# circle hook for carp fishing?



## 01mercLS (Oct 28, 2006)

I keep hearing people telling me not to use circle hooks for carp fishing. Can you carp fishing gurus chime in on this and tell me what you guys perfer? Thanks.


----------



## TimJC (Apr 6, 2004)

I know people that have played with them in the past with some success (bottombouncer will hopefully chime in), but it is hard to beat a simple hair rig with a bait holder hook. A hair rig leaves the hook completely exposed so the sinker can set the hook when the fish picks up and runs with the bait. After you cast out loosen your drag so that the fish can run with the bait without pulling your rod in. Then wait for the drag to sing, pickup the rod and carefully tighten the drag.

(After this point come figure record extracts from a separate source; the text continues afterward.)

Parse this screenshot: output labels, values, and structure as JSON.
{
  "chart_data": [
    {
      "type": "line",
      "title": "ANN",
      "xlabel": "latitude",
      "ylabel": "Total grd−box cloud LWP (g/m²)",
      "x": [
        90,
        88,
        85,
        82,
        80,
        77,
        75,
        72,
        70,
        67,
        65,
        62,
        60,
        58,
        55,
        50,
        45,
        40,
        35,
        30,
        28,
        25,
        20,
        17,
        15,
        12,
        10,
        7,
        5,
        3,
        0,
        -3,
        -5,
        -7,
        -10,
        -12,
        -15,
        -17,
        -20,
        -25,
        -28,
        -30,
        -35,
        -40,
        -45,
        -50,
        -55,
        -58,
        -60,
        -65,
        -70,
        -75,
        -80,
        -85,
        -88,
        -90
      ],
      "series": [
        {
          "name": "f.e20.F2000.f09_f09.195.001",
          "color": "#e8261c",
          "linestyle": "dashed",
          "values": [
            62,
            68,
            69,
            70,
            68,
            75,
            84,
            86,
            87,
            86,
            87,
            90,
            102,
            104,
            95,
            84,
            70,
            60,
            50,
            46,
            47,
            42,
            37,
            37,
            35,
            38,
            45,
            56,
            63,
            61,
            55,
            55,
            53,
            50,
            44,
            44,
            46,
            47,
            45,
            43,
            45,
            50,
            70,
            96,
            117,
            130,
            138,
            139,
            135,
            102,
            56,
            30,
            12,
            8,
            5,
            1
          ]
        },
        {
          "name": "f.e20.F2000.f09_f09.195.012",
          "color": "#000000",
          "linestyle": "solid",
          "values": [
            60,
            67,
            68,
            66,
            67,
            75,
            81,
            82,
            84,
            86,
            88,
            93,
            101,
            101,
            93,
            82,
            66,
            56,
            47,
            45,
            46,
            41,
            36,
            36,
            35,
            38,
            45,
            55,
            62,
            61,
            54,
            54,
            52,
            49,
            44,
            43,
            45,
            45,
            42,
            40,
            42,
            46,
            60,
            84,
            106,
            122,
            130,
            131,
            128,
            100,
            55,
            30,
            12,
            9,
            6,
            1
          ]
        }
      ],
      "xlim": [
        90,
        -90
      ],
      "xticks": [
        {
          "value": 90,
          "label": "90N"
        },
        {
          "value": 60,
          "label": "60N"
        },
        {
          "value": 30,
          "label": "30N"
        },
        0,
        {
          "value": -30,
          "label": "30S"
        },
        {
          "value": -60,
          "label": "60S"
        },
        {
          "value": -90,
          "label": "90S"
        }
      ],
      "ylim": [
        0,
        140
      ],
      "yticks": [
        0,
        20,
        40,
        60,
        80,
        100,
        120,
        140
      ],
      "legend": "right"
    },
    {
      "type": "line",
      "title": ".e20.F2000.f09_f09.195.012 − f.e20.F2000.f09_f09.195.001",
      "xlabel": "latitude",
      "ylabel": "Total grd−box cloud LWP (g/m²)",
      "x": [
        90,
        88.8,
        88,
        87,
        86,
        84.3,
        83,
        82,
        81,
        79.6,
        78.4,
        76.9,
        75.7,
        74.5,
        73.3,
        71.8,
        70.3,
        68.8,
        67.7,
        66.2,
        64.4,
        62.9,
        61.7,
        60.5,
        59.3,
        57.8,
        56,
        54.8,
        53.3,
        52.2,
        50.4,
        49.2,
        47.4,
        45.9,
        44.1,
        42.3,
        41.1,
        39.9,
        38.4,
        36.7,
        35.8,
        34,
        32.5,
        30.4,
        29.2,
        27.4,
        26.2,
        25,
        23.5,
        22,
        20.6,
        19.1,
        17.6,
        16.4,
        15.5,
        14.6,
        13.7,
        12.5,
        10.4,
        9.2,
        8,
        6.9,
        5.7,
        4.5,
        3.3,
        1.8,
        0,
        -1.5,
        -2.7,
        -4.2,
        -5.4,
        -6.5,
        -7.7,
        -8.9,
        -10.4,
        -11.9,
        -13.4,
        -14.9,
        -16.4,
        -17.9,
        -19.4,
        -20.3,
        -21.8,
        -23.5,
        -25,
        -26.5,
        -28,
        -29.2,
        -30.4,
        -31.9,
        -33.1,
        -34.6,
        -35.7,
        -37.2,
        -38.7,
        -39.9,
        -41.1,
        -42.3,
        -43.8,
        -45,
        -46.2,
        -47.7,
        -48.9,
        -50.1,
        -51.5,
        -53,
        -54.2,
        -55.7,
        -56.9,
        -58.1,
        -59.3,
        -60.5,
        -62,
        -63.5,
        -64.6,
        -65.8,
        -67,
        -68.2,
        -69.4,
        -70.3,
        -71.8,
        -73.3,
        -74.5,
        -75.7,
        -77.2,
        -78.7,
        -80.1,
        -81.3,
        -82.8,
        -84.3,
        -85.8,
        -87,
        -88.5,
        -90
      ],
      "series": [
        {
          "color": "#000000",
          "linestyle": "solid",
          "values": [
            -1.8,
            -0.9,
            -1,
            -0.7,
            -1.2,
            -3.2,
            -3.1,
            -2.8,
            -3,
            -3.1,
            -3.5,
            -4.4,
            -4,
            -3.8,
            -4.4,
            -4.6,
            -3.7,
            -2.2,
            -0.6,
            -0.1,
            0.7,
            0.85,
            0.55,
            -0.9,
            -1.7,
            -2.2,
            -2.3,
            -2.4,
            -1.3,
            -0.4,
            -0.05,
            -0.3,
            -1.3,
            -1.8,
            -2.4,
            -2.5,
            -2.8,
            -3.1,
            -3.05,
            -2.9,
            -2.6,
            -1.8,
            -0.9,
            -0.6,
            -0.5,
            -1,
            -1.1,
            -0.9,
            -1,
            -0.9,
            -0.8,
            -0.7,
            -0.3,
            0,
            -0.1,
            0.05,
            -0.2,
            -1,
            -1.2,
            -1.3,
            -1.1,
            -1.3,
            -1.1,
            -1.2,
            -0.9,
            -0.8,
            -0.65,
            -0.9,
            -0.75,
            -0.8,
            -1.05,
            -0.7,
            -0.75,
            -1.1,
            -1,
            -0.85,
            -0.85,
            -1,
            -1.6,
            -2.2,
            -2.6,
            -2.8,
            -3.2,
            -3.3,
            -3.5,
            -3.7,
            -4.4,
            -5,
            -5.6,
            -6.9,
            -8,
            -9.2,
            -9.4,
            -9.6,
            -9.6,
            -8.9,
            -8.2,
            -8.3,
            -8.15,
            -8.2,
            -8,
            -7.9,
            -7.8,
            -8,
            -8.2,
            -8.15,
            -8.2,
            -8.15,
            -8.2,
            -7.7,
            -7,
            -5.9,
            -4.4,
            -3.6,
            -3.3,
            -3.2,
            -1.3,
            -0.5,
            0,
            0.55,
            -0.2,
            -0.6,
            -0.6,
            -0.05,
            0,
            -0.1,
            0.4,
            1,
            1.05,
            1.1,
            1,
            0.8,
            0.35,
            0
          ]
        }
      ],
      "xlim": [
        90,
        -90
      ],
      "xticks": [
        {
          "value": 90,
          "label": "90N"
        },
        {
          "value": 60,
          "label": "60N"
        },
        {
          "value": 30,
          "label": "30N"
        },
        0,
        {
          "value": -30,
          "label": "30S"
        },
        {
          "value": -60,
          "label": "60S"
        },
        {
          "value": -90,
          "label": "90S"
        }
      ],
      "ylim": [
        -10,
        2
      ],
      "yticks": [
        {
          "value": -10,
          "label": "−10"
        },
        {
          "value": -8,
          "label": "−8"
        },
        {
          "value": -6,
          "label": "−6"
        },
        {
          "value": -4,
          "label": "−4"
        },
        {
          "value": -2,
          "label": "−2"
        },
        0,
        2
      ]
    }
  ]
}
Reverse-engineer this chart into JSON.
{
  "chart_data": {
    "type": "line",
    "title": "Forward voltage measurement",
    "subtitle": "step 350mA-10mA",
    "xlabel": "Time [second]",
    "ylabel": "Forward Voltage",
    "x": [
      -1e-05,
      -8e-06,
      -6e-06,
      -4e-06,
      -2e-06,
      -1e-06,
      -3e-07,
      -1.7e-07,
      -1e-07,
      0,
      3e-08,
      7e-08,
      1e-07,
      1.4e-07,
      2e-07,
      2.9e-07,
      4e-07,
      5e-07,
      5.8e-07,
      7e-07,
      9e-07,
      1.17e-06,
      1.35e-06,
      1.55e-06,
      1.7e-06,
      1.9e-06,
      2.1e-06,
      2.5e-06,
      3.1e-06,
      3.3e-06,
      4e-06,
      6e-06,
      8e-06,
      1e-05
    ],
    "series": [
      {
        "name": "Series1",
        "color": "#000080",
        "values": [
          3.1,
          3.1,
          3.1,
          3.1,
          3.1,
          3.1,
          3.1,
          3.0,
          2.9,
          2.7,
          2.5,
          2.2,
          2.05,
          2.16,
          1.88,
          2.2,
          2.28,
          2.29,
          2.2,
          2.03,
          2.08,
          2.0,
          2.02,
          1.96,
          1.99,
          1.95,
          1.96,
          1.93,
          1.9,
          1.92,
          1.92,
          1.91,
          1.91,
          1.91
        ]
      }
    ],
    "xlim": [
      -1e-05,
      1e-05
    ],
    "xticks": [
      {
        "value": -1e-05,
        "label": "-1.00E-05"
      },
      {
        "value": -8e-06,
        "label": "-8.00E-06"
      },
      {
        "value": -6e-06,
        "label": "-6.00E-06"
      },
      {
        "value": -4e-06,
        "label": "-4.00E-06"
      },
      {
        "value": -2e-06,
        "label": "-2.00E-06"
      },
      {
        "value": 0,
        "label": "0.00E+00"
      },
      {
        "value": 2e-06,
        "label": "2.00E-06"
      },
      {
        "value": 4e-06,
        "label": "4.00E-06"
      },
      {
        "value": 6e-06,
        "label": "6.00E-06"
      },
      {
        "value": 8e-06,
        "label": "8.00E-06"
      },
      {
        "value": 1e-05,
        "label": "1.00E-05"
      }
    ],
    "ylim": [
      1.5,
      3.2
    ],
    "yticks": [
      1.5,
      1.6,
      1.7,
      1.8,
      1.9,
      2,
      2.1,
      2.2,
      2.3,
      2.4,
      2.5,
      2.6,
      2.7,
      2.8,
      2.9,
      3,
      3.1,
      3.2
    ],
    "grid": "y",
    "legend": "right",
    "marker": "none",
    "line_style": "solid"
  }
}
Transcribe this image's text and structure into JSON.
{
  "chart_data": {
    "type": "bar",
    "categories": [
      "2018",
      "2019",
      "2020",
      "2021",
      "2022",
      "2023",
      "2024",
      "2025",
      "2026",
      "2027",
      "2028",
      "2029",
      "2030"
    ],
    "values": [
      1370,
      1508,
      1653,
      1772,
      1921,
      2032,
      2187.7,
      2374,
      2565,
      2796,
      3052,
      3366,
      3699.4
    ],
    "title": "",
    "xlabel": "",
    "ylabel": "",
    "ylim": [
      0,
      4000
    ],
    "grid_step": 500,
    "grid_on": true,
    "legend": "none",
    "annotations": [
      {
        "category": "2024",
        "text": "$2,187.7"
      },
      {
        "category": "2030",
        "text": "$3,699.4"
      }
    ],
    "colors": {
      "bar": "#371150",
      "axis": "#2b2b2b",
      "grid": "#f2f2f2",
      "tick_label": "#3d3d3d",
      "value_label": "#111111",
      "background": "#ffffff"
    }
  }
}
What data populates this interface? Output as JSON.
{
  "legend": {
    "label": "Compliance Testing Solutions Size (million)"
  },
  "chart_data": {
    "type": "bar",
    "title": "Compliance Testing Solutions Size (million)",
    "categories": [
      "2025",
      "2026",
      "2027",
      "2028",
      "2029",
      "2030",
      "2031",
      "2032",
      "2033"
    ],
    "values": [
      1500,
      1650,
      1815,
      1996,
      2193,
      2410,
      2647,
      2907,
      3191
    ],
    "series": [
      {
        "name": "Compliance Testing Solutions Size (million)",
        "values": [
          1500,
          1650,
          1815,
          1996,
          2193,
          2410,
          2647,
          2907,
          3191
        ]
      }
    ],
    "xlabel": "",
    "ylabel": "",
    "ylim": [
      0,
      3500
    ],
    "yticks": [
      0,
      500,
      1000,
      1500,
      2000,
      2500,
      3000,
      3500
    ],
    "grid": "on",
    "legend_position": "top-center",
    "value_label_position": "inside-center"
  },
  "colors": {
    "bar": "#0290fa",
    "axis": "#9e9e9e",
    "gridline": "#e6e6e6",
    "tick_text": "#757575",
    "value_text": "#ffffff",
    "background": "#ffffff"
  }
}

If you want to learn more strategies for catching carp you should consider dropping by Osprey Lake on Saturday. Several of Ohio's most dedicated carp angler's will be there and they are always willing to share with other interested fisherman.

For more information check out these links:
http://www.ohiogamefishing.com/community/showthread.php?t=121222
http://www.carpanglersgroup.com/forum/index.php?showtopic=35139
http://www.carpanglersgroup.com/forum/index.php?showtopic=35539


----------



## 01mercLS (Oct 28, 2006)

Cool, thanks for the info Tim! The hair rig looks really cool.


----------